THE VITRIOL TOWARDS OWENS AND WEST MERELY SERVES TO PROVE THEIR POINT
“I love the way Candace Owens thinks.”
And with those seven words, rap icon Kanye West lit the Internet on fire over the weekend.
If you are unfamiliar with Ms. Owens, she is a conservative black woman who is the communications director for the right-wing activist group Turning Point USA.
Notice I said right-wing and not “far-right.” Somehow, those two get conflated quite a bit these days.
Anyway, the Tweet by Kanye West was apparently sent after he watched Ms. Owens decry the victimhood mentality in the black community in response to a Black Lives Matter protest at one of her speaking events.
Immediately after sending the Tweet, West was decried by the left as losing his mind or being “sad.”
Owens was thrilled, explaining that West has always been her hero for standing up to the forces of political correctness.
Meanwhile, the online social justice warriors kept digging in their heels and smashing both West and Owens.
For her part, Owens refused to back down, which makes sense, because she has no vested interest in caving to that crowd.
But with West, this was the part of the program where you would normally see some sort of backtrack or apology.
Except thats not what happened at all.
Instead, West doubled down, saying that the thought police do not own him and decrying a society that is hostile to those whose who are free thinkers.
In a sense, that has always been the beauty of Kanye West.
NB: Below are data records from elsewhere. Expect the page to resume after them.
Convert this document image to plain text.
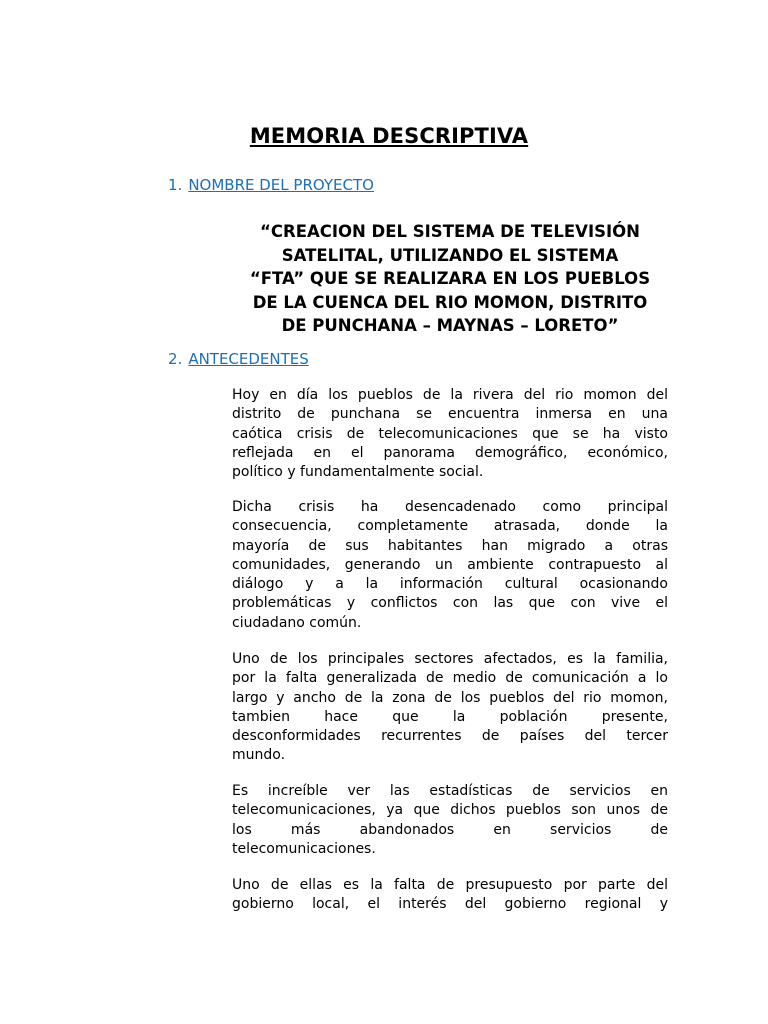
MEMORIA DESCRIPTIVA
1. NOMBRE DEL PROYECTO
“CREACION DEL SISTEMA DE TELEVISIÓN
SATELITAL, UTILIZANDO EL SISTEMA
“FTA” QUE SE REALIZARA EN LOS PUEBLOS
DE LA CUENCA DEL RIO MOMON, DISTRITO
DE PUNCHANA – MAYNAS – LORETO”
2. ANTECEDENTES
Hoy en día los pueblos de la rivera del rio momon del
distrito de punchana se encuentra inmersa en una
caótica crisis de telecomunicaciones que se ha visto
reflejada en el panorama demográfico, económico,
político y fundamentalmente social.
Dicha crisis ha desencadenado como principal
consecuencia, completamente atrasada, donde la
mayoría de sus habitantes han migrado a otras
comunidades, generando un ambiente contrapuesto al
diálogo y a la información cultural ocasionando
problemáticas y conflictos con las que con vive el
ciudadano común.
Uno de los principales sectores afectados, es la familia,
por la falta generalizada de medio de comunicación a lo
largo y ancho de la zona de los pueblos del rio momon,
tambien hace que la población presente,
desconformidades recurrentes de países del tercer
mundo.
Es increíble ver las estadísticas de servicios en
telecomunicaciones, ya que dichos pueblos son unos de
los más abandonados en servicios de
telecomunicaciones.
Uno de ellas es la falta de presupuesto por parte del
gobierno local, el interés del gobierno regional y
He has been saying controversial things for years but never seems to care about the backlash. The rap star has enough money and fame that he feels he is untouchable, and in reality, he is probably right.
As far as Owens goes, some have accused her of being over the top on purpose so as to draw attention, and perhaps there is something to that. But her general point is one that clearly does not sit well with those who control the culture and whether or not she is intentionally poking the bear, she clearly seems unconcerned about potential consequences.
The social media mob, loud protesters, and media publications who decry the point of view expressed by Owens and West merely by calling them names and showing outrage that they would have the temerity to say what they said publicly, sort of makes the duo’s entire point for them.
Owens says he black community thinks as a monolith and she is all about exposing them to different ideas and smashing said monolith. West says he is about conveying his true thoughts whether or not they are popular, and is not concerned with those who do not like what he has to say.
Both are going against the grain — especially when it comes to those of their own race, but for West, even those in his industry — and seem willing to deal with whatever the fallout is if it means finding a way to shift the Overton window range of acceptable discussion about particular issues.
This is what the entertainment industry and academia were supposed to be about — intellectual diversity and a wide variety of ideas — but instead, they have both become bastions of conformity and groupthink.
And groupthink by race is just as prevalent.
There are some views in America that black people simply are not allowed to hold without being ostracized by their community.
I can relate. As a Pakistani Jewish man who considers himself right of center, I break several racial and cultural orthodoxes myself.
So I will always have a soft spot for others who do the same.
Owens and West are attempting to broaden a discussion that was intended by many to never even be allowed to be talked about at all.
Agree or disagree with what they say, their resolve in saying it and attempting to persuade others in the face of such resistance is very much admirable.